Having just started with Hootsuite they seem to be good at this only delivering the lastest 25 tweets when you come back on line.

“A great Tweeter will ‘find’ themselves” How very true is that. I think the web has offered those online a great opportunity to engage with their own identity in an increasingly conscious way.

I suspect you are of an age to remember Noel Edmonds! Now whilst I am not “in” to his TV and radio work he did make a profound comment possibly 20 years ago when he said, “We are moving from an era of broadcasting to one of narrowcasting”. I don’t think he could ever have imagined quite how “narrow” the broadcasting channel could become.

David’s piece follows the original is here:

Sunday, 2 October 2011

Why is Twitter so much like radio?

Word economy matters. Twitter’s 140 characters is a remarkable discipline.  Just when you think you cannot tell a whole story in so few words, you manage it.  Wow.  How many bits of radio could have been  just as powerful with fewer words. If not more so.

Every single word matters.  Changing one word for another in a Tweet will affect whether someone bothers to smile or find it interesting; and whether they choose to respond or re-tweet.  Or unfollow.  It’s the same in radio. One changed word in a topic proposition is the difference between getting a listener bothering to respond – or not.  A different phrase in a promo/trail is the difference between it working or not working.  Don’t get me started on badly written promos.


Teasing works.  What makes you bother to click on the Tweet link to the article, audio or video? The way the intro words on the Tweet ‘sell it’.  Sometimes you get dragged into reading something which is not that interesting, but the sell words made you, at least, try it.  Again, the same as radio: ‘throwing forward’ is all very well, but is what you are saying really going to make someone want to listen?  Would the same words have made them click on an attachment? I always remember Eddie Mair doing the ‘Later, we ask one of the Labour leadership contenders – would you sack your brother?’. I can think of a million common and less powerful ways that interview might have more typically been flagged up – but few more powerful.  Eddie teases on-air with the skill of a gifted music radio presenter equipped with years of making the rather more mundane (songs and sponsored activity) sound interesting.


Your personality really matters.  A great Tweeter will ‘find’ themselves. Some broadcasters never do.  A great Tweeter releases often a combination of their personal and professional lives. They are known for their richness of consistent yet surprising character and they are always true to it.  No character or no consistency equals few followers.  Similarly, those who have no discernible genuine ‘personality’ on-air will never become a personality listeners want to spend their valuable lives with.


You have to put your head above the parapet.  When you  stand for something, then you stand the chance of losing some followers.  You must accept that. But, the gains are probably greater than the losses if your topics are of sufficient appeal.  Great broadcasters may well be divisive on air, but on balance the appeal of what they do is great enough to generate a larger audience than those they irritate.  In every great broadcaster, there’ll be something not to like.  Always be bland and you’ll never have lots of followers; and you’ll never be a memorable broadcaster. But watch the mix.

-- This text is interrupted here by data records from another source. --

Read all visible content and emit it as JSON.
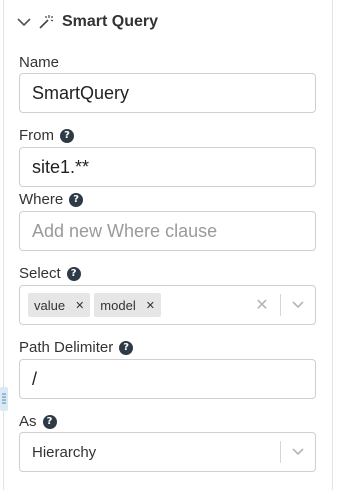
{
  "header": {
    "title": "Smart Query",
    "collapse_icon": "chevron-down-icon",
    "wand_icon": "magic-wand-icon"
  },
  "fields": {
    "name": {
      "label": "Name",
      "value": "SmartQuery"
    },
    "from": {
      "label": "From",
      "value": "site1.**"
    },
    "where": {
      "label": "Where",
      "placeholder": "Add new Where clause"
    },
    "select": {
      "label": "Select",
      "tags": [
        "value",
        "model"
      ]
    },
    "path_delimiter": {
      "label": "Path Delimiter",
      "value": "/"
    },
    "as": {
      "label": "As",
      "value": "Hierarchy"
    }
  },
  "help_glyph": "?",
  "colors": {
    "help_bg": "#2f3a47",
    "border": "#cfcfcf",
    "tag_bg": "#e6e6e6",
    "handle": "#d9e9f5"
  }
}
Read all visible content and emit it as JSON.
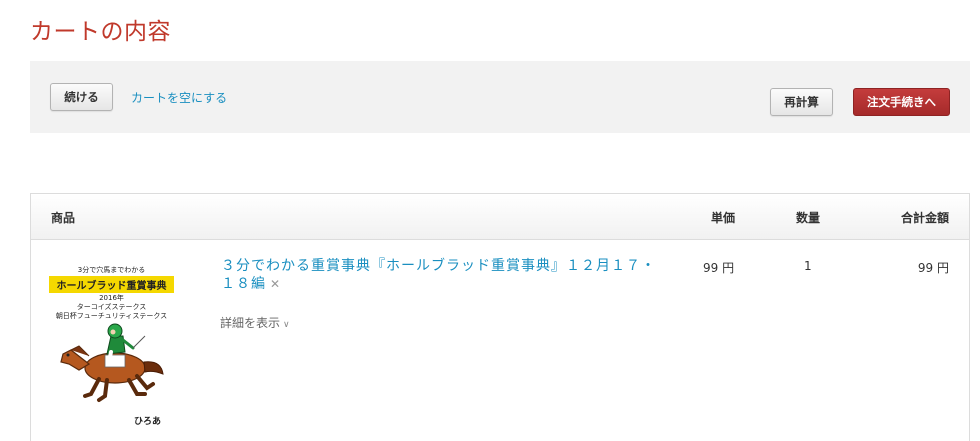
{
  "page": {
    "title": "カートの内容"
  },
  "toolbar": {
    "continue_label": "続ける",
    "empty_cart_label": "カートを空にする",
    "recalc_label": "再計算",
    "checkout_label": "注文手続きへ"
  },
  "table": {
    "headers": {
      "product": "商品",
      "unit_price": "単価",
      "quantity": "数量",
      "total": "合計金額"
    },
    "items": [
      {
        "title": "３分でわかる重賞事典『ホールブラッド重賞事典』１２月１７・１８編",
        "remove_icon": "close-icon",
        "details_label": "詳細を表示",
        "unit_price": "99 円",
        "quantity": "1",
        "total": "99 円",
        "cover": {
          "line1": "3分で穴馬までわかる",
          "title": "ホールブラッド重賞事典",
          "year": "2016年",
          "race1": "ターコイズステークス",
          "race2": "朝日杯フューチュリティステークス",
          "author": "ひろあ"
        }
      }
    ]
  },
  "colors": {
    "title_red": "#c0392b",
    "link_blue": "#1a8fc0",
    "checkout_red": "#b03333",
    "cover_yellow": "#f5d800"
  }
}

Context. Just like in real life, you don’t need to justify starting a conversation on Twitter. You just do it.  If it is interesting, people join in.  The same art is best demonstrated on-air by presenters who do not feel the need to justify why they are talking about something. Thankfully, protracted journeys from song title to topic are nowadays rare on British radio. But, we do still get presenters feeling the need to explain the tortuous or simply needless journey to a topic when it has long ago started to set its own context.


Observe. Some of the greatest Tweets are abstract yet thoroughly real and relatable observations on life.  Am I the only one to feel that some presenters send funnier Tweets than their links? Those same real-time thoughts make great radio. Daily life has always been a better source of entertainment than ‘The Sun’. Great radio broadcasters realised that.


Unfollow is turn off. Says it all really.  You’ve been dull or mis-judged your audience.


How is Twitter different from radio?  On radio, you don’t know who’s listening. Thank goodness. Imagine you are just about to open your mouth on-air and you realise you have just been joined by two new listeners. You know who they are and what they look like: one very attractive person who lives down the road and seems to be interested in what you have to say; and the Controller of Radio One.  It might rather affect your next link.  Mind you, the great thing about radio is that you never know. Those listeners may indeed have actually just joined you.